А если что и остается
Чрез звуки лиры и трубы,
То вечности жерлом пожрется
И обшей не минет судьбы.
 

Какая пронзительная и проницательная безнадежность на краю смерти! Какая противоположность его же величавому и самоуверенному «Памятнику»!

Кстати о рукописях. В наши дни победного шествия Интернета, когда сами рукописи становятся ненужным атавизмом, вместе с ними уходит целая культура. Представьте себе наследие Пушкина без его черновиков с рисунками на полях или переписку Пастернака и Фриденберг в виде электронной почты.

Залы, где мы находились, как рассказал Тоник, были специально отведены под хранилище редких рукописей, прежде императорское. Я обратил внимание на большое число старых французских рукописей и книг, и Эйдельман, улыбаясь хищной улыбкой миссионера при виде еще не обращенного дикаря, поведал мне забавную историю из времен Великой Французской революции. 14 июля 1789 года, когда дымилась взятая санкюлотами Бастилия, все ее многолетние архивы были вышвырнуты прямо на мостовую. Мимо проезжал скромный чиновник русского посольства страстный коллекционер Дубровин, который, проявив чисто российскую сметку, послал тут же в посольство за подводами. Так бесценные архивы французской королевской тюрьмы оказались в Санкт-Петербурге.

Не менее удивительной в этом строгом хранилище мне показалась та нескрываемая симпатия, с которой к Тонику относились все без исключения хранители и хранительницы, чья строгость и недоверчивость являлись необходимой частью их профессии. Его человеческое обаяние вообще везде и всегда действовало на окружающих. Он был на редкость органичный человек, никогда не старался подделываться ни под кого, понравиться аудитории или какому-нибудь значительному лицу. Может быть, именно поэтому, будучи полным и грузным, двигался он с каким-то неповторимым изяществом, а лицо его, часто освещенное улыбкой, казалось всегда молодым. Борис Жутовский нарисовал его портрет, на котором Натан Эйдельман совсем не такой – на портрете он жесткий, монументальный и трагический. Наверное, так оно в самом деле и было, но мне запомнился другой Тоник – общительный и веселый. На друзей своих он сердиться долго не умел и прощал им любые обиды.

Более всего обычно ссорился он в компаниях и застольях со своим самым близким другом Вольдемаром Петровичем Смилгой, человеком во всех отношениях выдающимся. Не случайно Юлий Крелин, осуждая приверженность Смилги к Бахусу, заявил как-то: «Нужны мировые запасы водки, чтобы разрушить такой интеллект». Обладая весьма язвительным характером, Смилга часто изрядно покусывал Тоника, тем более что еще со школьной парты он более всех знал его уязвимые места. Шумные ссоры эти, однако, были несерьезными и недолгими.

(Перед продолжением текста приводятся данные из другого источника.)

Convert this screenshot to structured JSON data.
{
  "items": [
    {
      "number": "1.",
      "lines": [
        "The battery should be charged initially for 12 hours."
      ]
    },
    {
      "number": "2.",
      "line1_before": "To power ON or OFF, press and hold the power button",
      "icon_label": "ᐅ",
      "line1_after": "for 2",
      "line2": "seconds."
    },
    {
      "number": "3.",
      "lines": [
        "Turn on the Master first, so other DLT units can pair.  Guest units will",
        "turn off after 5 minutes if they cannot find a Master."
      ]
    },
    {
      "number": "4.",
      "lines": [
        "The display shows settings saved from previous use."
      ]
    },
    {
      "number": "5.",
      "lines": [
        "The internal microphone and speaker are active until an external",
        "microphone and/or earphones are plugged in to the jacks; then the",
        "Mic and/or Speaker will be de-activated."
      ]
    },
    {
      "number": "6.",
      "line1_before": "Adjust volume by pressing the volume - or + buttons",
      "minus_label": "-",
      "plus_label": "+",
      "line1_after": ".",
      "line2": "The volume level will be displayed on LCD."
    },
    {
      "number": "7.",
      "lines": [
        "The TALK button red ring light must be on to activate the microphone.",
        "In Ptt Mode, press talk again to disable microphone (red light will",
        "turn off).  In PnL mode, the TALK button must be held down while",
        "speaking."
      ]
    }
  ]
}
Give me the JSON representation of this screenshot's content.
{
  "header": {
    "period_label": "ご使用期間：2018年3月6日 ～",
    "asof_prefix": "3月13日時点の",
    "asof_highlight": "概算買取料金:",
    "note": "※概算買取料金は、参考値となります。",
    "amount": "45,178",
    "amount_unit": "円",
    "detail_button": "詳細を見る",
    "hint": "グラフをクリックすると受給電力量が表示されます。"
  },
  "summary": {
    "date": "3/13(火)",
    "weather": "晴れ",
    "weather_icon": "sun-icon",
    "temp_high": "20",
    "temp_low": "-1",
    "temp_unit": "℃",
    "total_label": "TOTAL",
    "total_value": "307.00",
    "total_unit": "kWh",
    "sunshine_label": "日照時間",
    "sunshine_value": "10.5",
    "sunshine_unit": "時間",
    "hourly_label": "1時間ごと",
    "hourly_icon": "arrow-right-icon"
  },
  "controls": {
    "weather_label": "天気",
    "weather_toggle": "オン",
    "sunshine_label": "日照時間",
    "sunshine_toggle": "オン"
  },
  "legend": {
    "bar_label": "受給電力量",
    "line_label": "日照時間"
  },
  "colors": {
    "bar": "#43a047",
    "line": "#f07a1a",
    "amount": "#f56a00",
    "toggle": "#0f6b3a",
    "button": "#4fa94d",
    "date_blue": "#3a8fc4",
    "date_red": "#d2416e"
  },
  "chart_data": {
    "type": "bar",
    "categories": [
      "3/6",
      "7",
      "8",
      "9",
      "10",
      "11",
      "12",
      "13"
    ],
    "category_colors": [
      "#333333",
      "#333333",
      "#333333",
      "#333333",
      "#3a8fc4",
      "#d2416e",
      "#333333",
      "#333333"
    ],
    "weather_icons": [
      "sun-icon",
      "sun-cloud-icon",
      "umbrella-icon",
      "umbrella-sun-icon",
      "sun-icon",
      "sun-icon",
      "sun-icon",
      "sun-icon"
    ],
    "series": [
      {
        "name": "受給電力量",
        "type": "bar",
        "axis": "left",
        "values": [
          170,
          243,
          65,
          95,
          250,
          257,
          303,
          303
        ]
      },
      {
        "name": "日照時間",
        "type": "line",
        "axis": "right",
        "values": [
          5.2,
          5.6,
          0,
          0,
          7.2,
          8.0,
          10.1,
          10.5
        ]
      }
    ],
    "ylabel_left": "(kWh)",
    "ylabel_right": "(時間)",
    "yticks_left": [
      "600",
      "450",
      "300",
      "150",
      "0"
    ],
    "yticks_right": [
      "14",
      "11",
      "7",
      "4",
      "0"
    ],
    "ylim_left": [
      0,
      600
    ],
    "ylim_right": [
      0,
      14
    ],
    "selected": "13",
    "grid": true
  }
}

Сам Смилга любил вспоминать историю со встречей у него на квартире какого-то, сейчас уже не вспомню какого, Нового года, на которой присутствовали я и Тоник с женами. В три часа ночи, когда веселье уже заметно спало, распахнулась вдруг входная дверь и в доме появился еще один друг и одноклассник Эйдельмана – режиссер Владимир Левертов, преподававший в театральном училище, в сопровождении нескольких будущих актрис (в том числе будущей кинозвезды Татьяны Догилевой). По уверениям Смилги, уже через пять минут я пытался петь нм какие-то песни, хотя без аккомпанемента обычно петь не люблю, а Тоник, отпихивая меня, начал громко вещать им что-то о Пушкине. Жены наши, однако, были начеку, и нас развели по домам, а что касается меня, то, как обычно едко рассказывает Смилга, «жена по дороге била его о памятники, не имеющие архитектурной ценности».

По его собственному заявлению, дружбу Натан Эйдельман ценил более всего. Он, по существу, был центром того «школьного братства», которое в наш небогатый традициями и долговечными людскими связями век на долгие годы объединило выпускников 110-й школы. Класс их, подобно лицеистам, традиционно собирался раз в году, не считая различного рода сборищ на днях рождений. Сам Тоник вел летопись класса. Ему очень нравилось их сходство с пушкинскими лицеистами. Он даже книгу хотел написать об этом, да вот не успел.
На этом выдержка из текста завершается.